Impact and control of weeds in biomass willow clones

Abstract: Willow (Salix spp.) grown on arable land as short-rotation coppice (SRC) produces renewable energy in the form of woody biomass. This perennial crop has a high ratio of energy output to input and a good environmental profile. However, weed control is mostly dependent on herbicide use. Therefore, this thesis examined the possibility to further improve the environmental profile of willow SRC by omitting the use of herbicides during establishment. If genetic variation in willow competitiveness to weeds exists, more weed-competitive cultivars might be bred. However, in a study performed at three different sites in southern Sweden, only small differences were found between 12 clones tested for their ability to compete with weeds. Depending on site, weeds reduced stem biomass yield by between 68 and 94% after the first harvest cycle and increased plant mortality at all sites.
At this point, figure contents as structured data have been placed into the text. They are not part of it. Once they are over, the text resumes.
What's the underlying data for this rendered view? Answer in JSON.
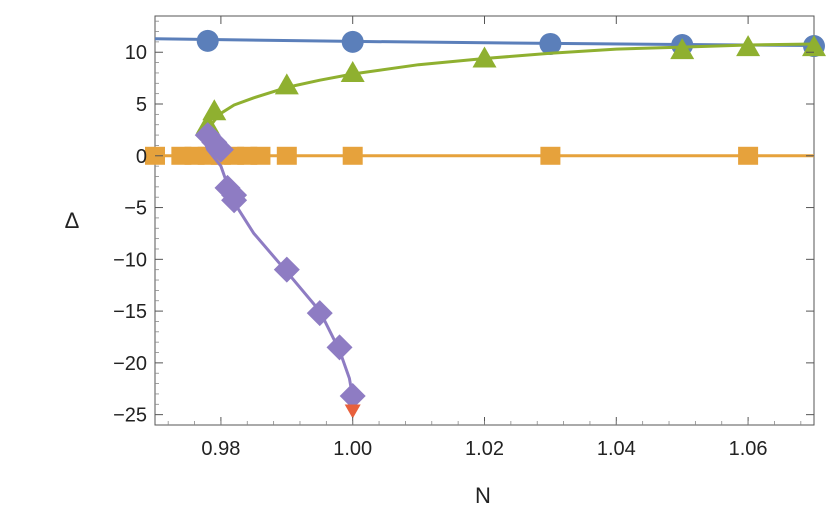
{
  "chart_data": {
    "type": "scatter",
    "title": "",
    "xlabel": "N",
    "ylabel": "Δ",
    "xlim": [
      0.97,
      1.07
    ],
    "ylim": [
      -26,
      13.5
    ],
    "xticks": [
      0.98,
      1.0,
      1.02,
      1.04,
      1.06
    ],
    "xtick_labels": [
      "0.98",
      "1.00",
      "1.02",
      "1.04",
      "1.06"
    ],
    "yticks": [
      -25,
      -20,
      -15,
      -10,
      -5,
      0,
      5,
      10
    ],
    "ytick_labels": [
      "−25",
      "−20",
      "−15",
      "−10",
      "−5",
      "0",
      "5",
      "10"
    ],
    "grid": false,
    "series": [
      {
        "marker": "circle",
        "color": "#5b7fba",
        "points": [
          [
            0.978,
            11.1
          ],
          [
            1.0,
            11.0
          ],
          [
            1.03,
            10.8
          ],
          [
            1.05,
            10.7
          ],
          [
            1.07,
            10.6
          ]
        ],
        "curve": [
          [
            0.97,
            11.3
          ],
          [
            1.0,
            11.05
          ],
          [
            1.03,
            10.85
          ],
          [
            1.05,
            10.75
          ],
          [
            1.07,
            10.65
          ]
        ]
      },
      {
        "marker": "triangle",
        "color": "#8fb030",
        "points": [
          [
            0.978,
            3.0
          ],
          [
            0.979,
            4.3
          ],
          [
            0.99,
            6.8
          ],
          [
            1.0,
            8.0
          ],
          [
            1.02,
            9.4
          ],
          [
            1.05,
            10.2
          ],
          [
            1.06,
            10.5
          ],
          [
            1.07,
            10.5
          ]
        ],
        "curve": [
          [
            0.9775,
            1.5
          ],
          [
            0.978,
            2.5
          ],
          [
            0.979,
            3.4
          ],
          [
            0.98,
            4.1
          ],
          [
            0.982,
            4.9
          ],
          [
            0.985,
            5.6
          ],
          [
            0.99,
            6.6
          ],
          [
            0.995,
            7.3
          ],
          [
            1.0,
            7.9
          ],
          [
            1.01,
            8.8
          ],
          [
            1.02,
            9.4
          ],
          [
            1.03,
            9.9
          ],
          [
            1.04,
            10.3
          ],
          [
            1.05,
            10.5
          ],
          [
            1.06,
            10.7
          ],
          [
            1.07,
            10.8
          ]
        ]
      },
      {
        "marker": "square",
        "color": "#e6a23c",
        "points": [
          [
            0.97,
            0
          ],
          [
            0.974,
            0
          ],
          [
            0.976,
            0
          ],
          [
            0.978,
            0
          ],
          [
            0.98,
            0
          ],
          [
            0.982,
            0
          ],
          [
            0.984,
            0
          ],
          [
            0.986,
            0
          ],
          [
            0.99,
            0
          ],
          [
            1.0,
            0
          ],
          [
            1.03,
            0
          ],
          [
            1.06,
            0
          ]
        ],
        "curve": [
          [
            0.97,
            0
          ],
          [
            1.07,
            0
          ]
        ]
      },
      {
        "marker": "diamond",
        "color": "#8e7cc3",
        "points": [
          [
            0.978,
            2.0
          ],
          [
            0.979,
            1.3
          ],
          [
            0.98,
            0.6
          ],
          [
            0.981,
            -3.1
          ],
          [
            0.982,
            -3.8
          ],
          [
            0.982,
            -4.3
          ],
          [
            0.99,
            -11.0
          ],
          [
            0.995,
            -15.2
          ],
          [
            0.998,
            -18.5
          ],
          [
            1.0,
            -23.2
          ]
        ],
        "curve": [
          [
            0.9775,
            1.5
          ],
          [
            0.978,
            0.6
          ],
          [
            0.98,
            -1.0
          ],
          [
            0.981,
            -2.8
          ],
          [
            0.982,
            -4.5
          ],
          [
            0.985,
            -7.5
          ],
          [
            0.99,
            -11.2
          ],
          [
            0.995,
            -15.0
          ],
          [
            0.998,
            -18.8
          ],
          [
            0.9995,
            -21.5
          ],
          [
            1.0,
            -23.3
          ]
        ]
      },
      {
        "marker": "triangle-down",
        "color": "#e8603c",
        "points": [
          [
            1.0,
            -24.6
          ]
        ],
        "curve": []
      }
    ]
  }
}
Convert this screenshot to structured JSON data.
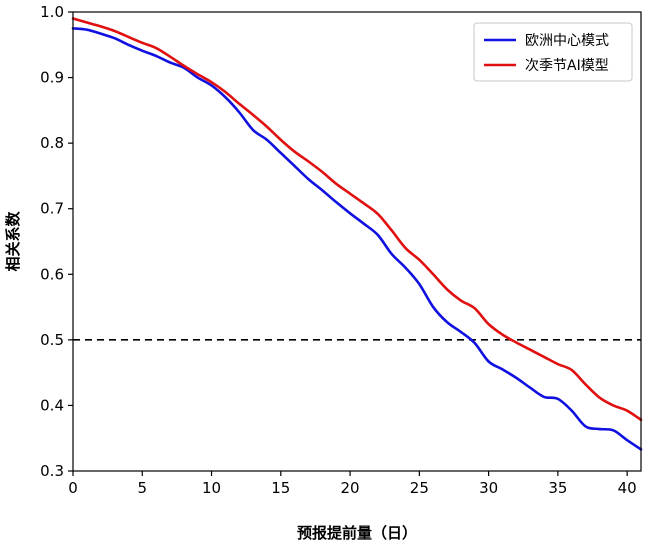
{
  "chart_data": {
    "type": "line",
    "title": "",
    "xlabel": "预报提前量（日）",
    "ylabel": "相关系数",
    "xlim": [
      0,
      41
    ],
    "ylim": [
      0.3,
      1.0
    ],
    "xticks": [
      0,
      5,
      10,
      15,
      20,
      25,
      30,
      35,
      40
    ],
    "yticks": [
      0.3,
      0.4,
      0.5,
      0.6,
      0.7,
      0.8,
      0.9,
      1.0
    ],
    "xtick_labels": [
      "0",
      "5",
      "10",
      "15",
      "20",
      "25",
      "30",
      "35",
      "40"
    ],
    "ytick_labels": [
      "0.3",
      "0.4",
      "0.5",
      "0.6",
      "0.7",
      "0.8",
      "0.9",
      "1.0"
    ],
    "threshold": 0.5,
    "legend_position": "top-right",
    "x": [
      0,
      1,
      2,
      3,
      4,
      5,
      6,
      7,
      8,
      9,
      10,
      11,
      12,
      13,
      14,
      15,
      16,
      17,
      18,
      19,
      20,
      21,
      22,
      23,
      24,
      25,
      26,
      27,
      28,
      29,
      30,
      31,
      32,
      33,
      34,
      35,
      36,
      37,
      38,
      39,
      40,
      41
    ],
    "series": [
      {
        "name": "欧洲中心模式",
        "color": "#1010e0",
        "values": [
          0.975,
          0.973,
          0.967,
          0.96,
          0.95,
          0.941,
          0.933,
          0.923,
          0.915,
          0.9,
          0.888,
          0.87,
          0.847,
          0.82,
          0.805,
          0.785,
          0.765,
          0.745,
          0.728,
          0.71,
          0.693,
          0.677,
          0.66,
          0.631,
          0.61,
          0.585,
          0.55,
          0.527,
          0.512,
          0.495,
          0.467,
          0.455,
          0.442,
          0.427,
          0.413,
          0.41,
          0.392,
          0.368,
          0.364,
          0.362,
          0.347,
          0.333
        ]
      },
      {
        "name": "次季节AI模型",
        "color": "#e01010",
        "values": [
          0.99,
          0.984,
          0.978,
          0.971,
          0.962,
          0.953,
          0.945,
          0.932,
          0.918,
          0.905,
          0.893,
          0.878,
          0.86,
          0.843,
          0.825,
          0.805,
          0.787,
          0.772,
          0.756,
          0.738,
          0.723,
          0.708,
          0.692,
          0.667,
          0.64,
          0.622,
          0.6,
          0.577,
          0.56,
          0.548,
          0.524,
          0.508,
          0.496,
          0.485,
          0.474,
          0.463,
          0.454,
          0.432,
          0.412,
          0.4,
          0.392,
          0.378
        ]
      }
    ]
  }
}
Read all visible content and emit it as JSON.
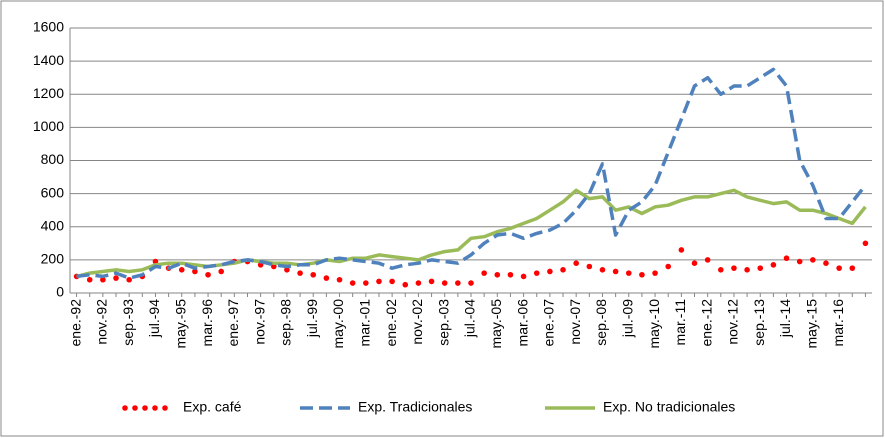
{
  "chart_data": {
    "type": "line",
    "categories": [
      "ene.-92",
      null,
      "nov.-92",
      null,
      "sep.-93",
      null,
      "jul.-94",
      null,
      "may.-95",
      null,
      "mar.-96",
      null,
      "ene.-97",
      null,
      "nov.-97",
      null,
      "sep.-98",
      null,
      "jul.-99",
      null,
      "may.-00",
      null,
      "mar.-01",
      null,
      "ene.-02",
      null,
      "nov.-02",
      null,
      "sep.-03",
      null,
      "jul.-04",
      null,
      "may.-05",
      null,
      "mar.-06",
      null,
      "ene.-07",
      null,
      "nov.-07",
      null,
      "sep.-08",
      null,
      "jul.-09",
      null,
      "may.-10",
      null,
      "mar.-11",
      null,
      "ene.-12",
      null,
      "nov.-12",
      null,
      "sep.-13",
      null,
      "jul.-14",
      null,
      "may.-15",
      null,
      "mar.-16",
      null,
      null
    ],
    "series": [
      {
        "name": "Exp. café",
        "color": "#ff0000",
        "style": "dotted",
        "values": [
          100,
          80,
          80,
          90,
          80,
          100,
          190,
          150,
          140,
          130,
          110,
          130,
          190,
          190,
          170,
          160,
          140,
          120,
          110,
          90,
          80,
          60,
          60,
          70,
          70,
          50,
          60,
          70,
          60,
          60,
          60,
          120,
          110,
          110,
          100,
          120,
          130,
          140,
          180,
          160,
          140,
          130,
          120,
          110,
          120,
          160,
          260,
          180,
          200,
          140,
          150,
          140,
          150,
          170,
          210,
          190,
          200,
          180,
          150,
          150,
          300
        ]
      },
      {
        "name": "Exp. Tradicionales",
        "color": "#4f81bd",
        "style": "dashed",
        "values": [
          100,
          110,
          100,
          120,
          90,
          110,
          160,
          150,
          180,
          150,
          160,
          170,
          190,
          200,
          190,
          170,
          160,
          170,
          170,
          200,
          210,
          200,
          190,
          180,
          150,
          170,
          180,
          200,
          190,
          180,
          230,
          300,
          350,
          360,
          330,
          360,
          380,
          420,
          500,
          600,
          780,
          350,
          500,
          550,
          650,
          850,
          1050,
          1250,
          1300,
          1200,
          1250,
          1250,
          1300,
          1350,
          1250,
          800,
          650,
          450,
          450,
          550,
          650
        ]
      },
      {
        "name": "Exp. No tradicionales",
        "color": "#9bbb59",
        "style": "solid",
        "values": [
          100,
          120,
          130,
          140,
          130,
          140,
          170,
          180,
          180,
          170,
          160,
          170,
          180,
          200,
          190,
          180,
          180,
          170,
          180,
          200,
          190,
          210,
          210,
          230,
          220,
          210,
          200,
          230,
          250,
          260,
          330,
          340,
          370,
          390,
          420,
          450,
          500,
          550,
          620,
          570,
          580,
          500,
          520,
          480,
          520,
          530,
          560,
          580,
          580,
          600,
          620,
          580,
          560,
          540,
          550,
          500,
          500,
          480,
          450,
          420,
          520
        ]
      }
    ],
    "ylim": [
      0,
      1600
    ],
    "yticks": [
      0,
      200,
      400,
      600,
      800,
      1000,
      1200,
      1400,
      1600
    ],
    "grid": true,
    "legend": "bottom"
  }
}
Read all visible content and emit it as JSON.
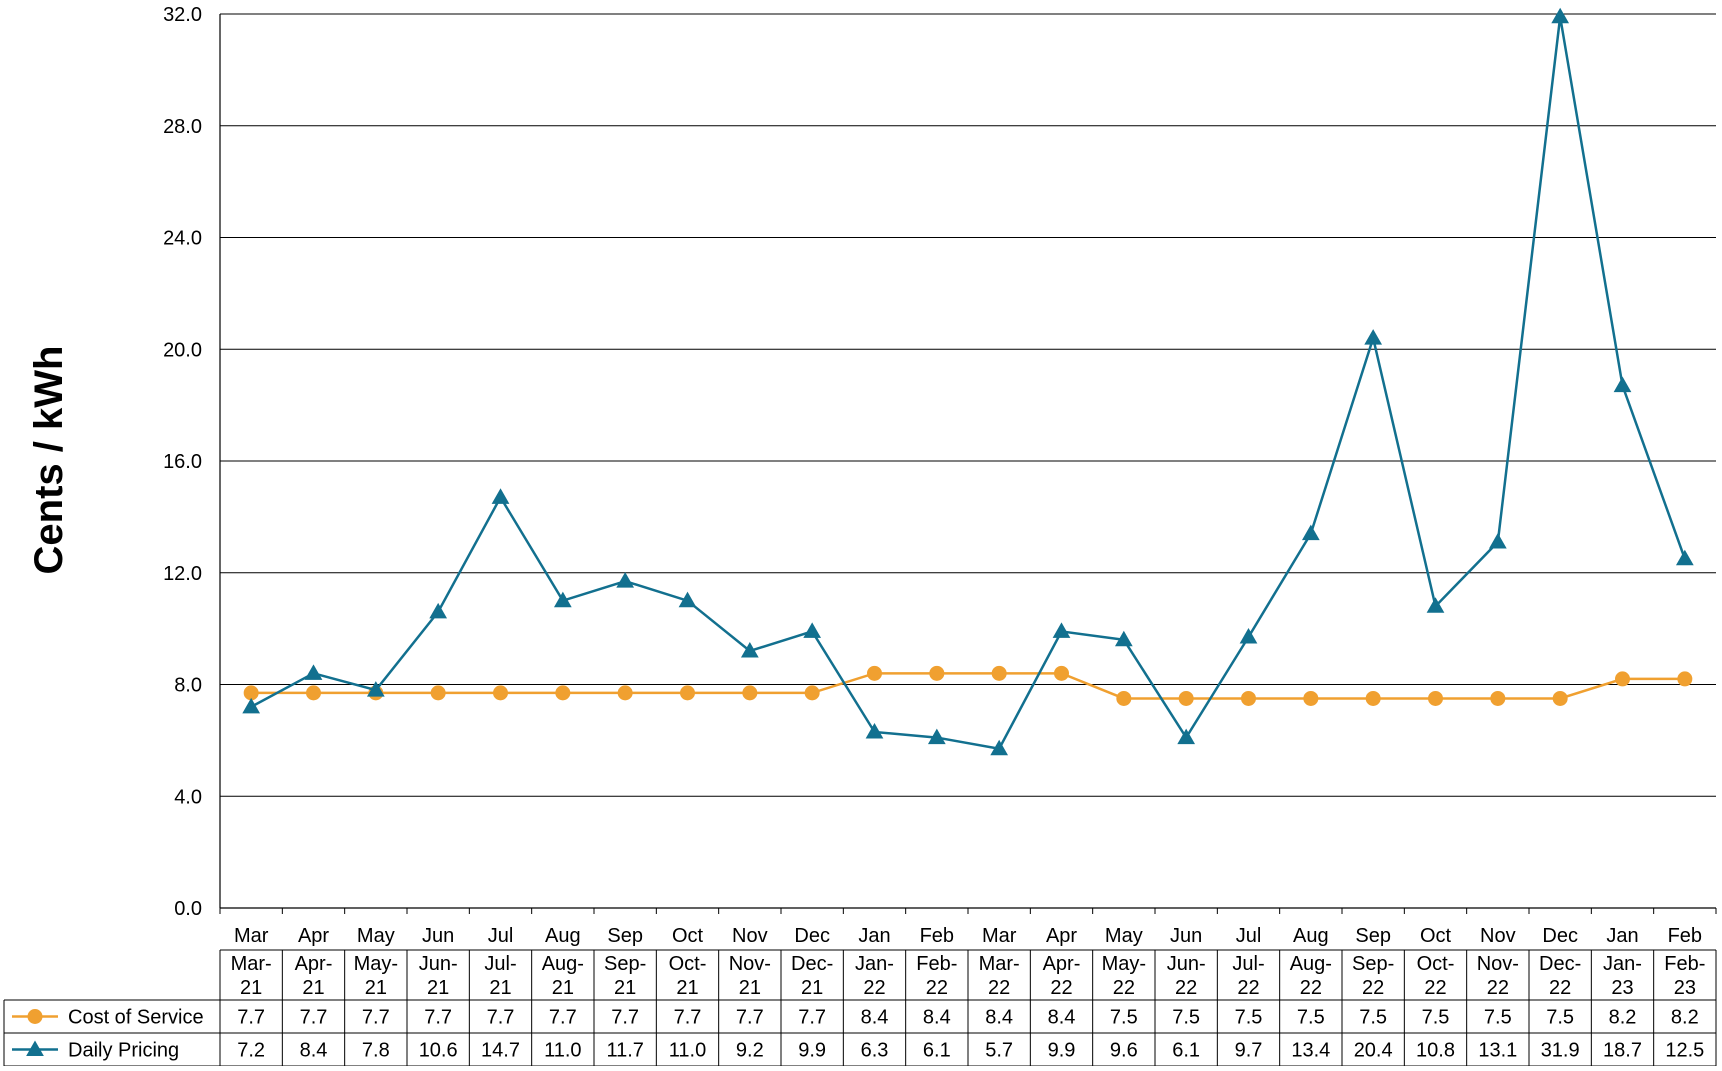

The practice of cutting the first-year shoots either reduced or did not affect the ability of the willow plants to compete with weeds. Hence, this measure should be omitted provided this is compatible with other management actions. A study on the efficiency and economic returns from four different non-chemical weed control methods during willow establishment of two different cultivars showed that it is possible to establish an agriculturally and economically viable willow plantation without the use of herbicides. The most promising non-chemical weed control method involved repeated passes with a row crop cultivator equipped with torsion weeders, while the least promising method was a living clover cover crop. Yield data were obtained from the weed competition study for the willow SRC clones when subjected to thorough weeding. Cultivars Sven and Tordis were found to be among the highest yielding at all three sites, although site x clone interactions were found. However, these two clones did not yield significantly more than two more recently bred clones, Klara and Linnea, at any site. Biomass estimates from destructive and non-destructive methods have been shown to differ and the magnitude of these differences may depend on clone. A study with six different clones showed that assumptions regarding harvest height and dry matter content of clones might explain part of these differences.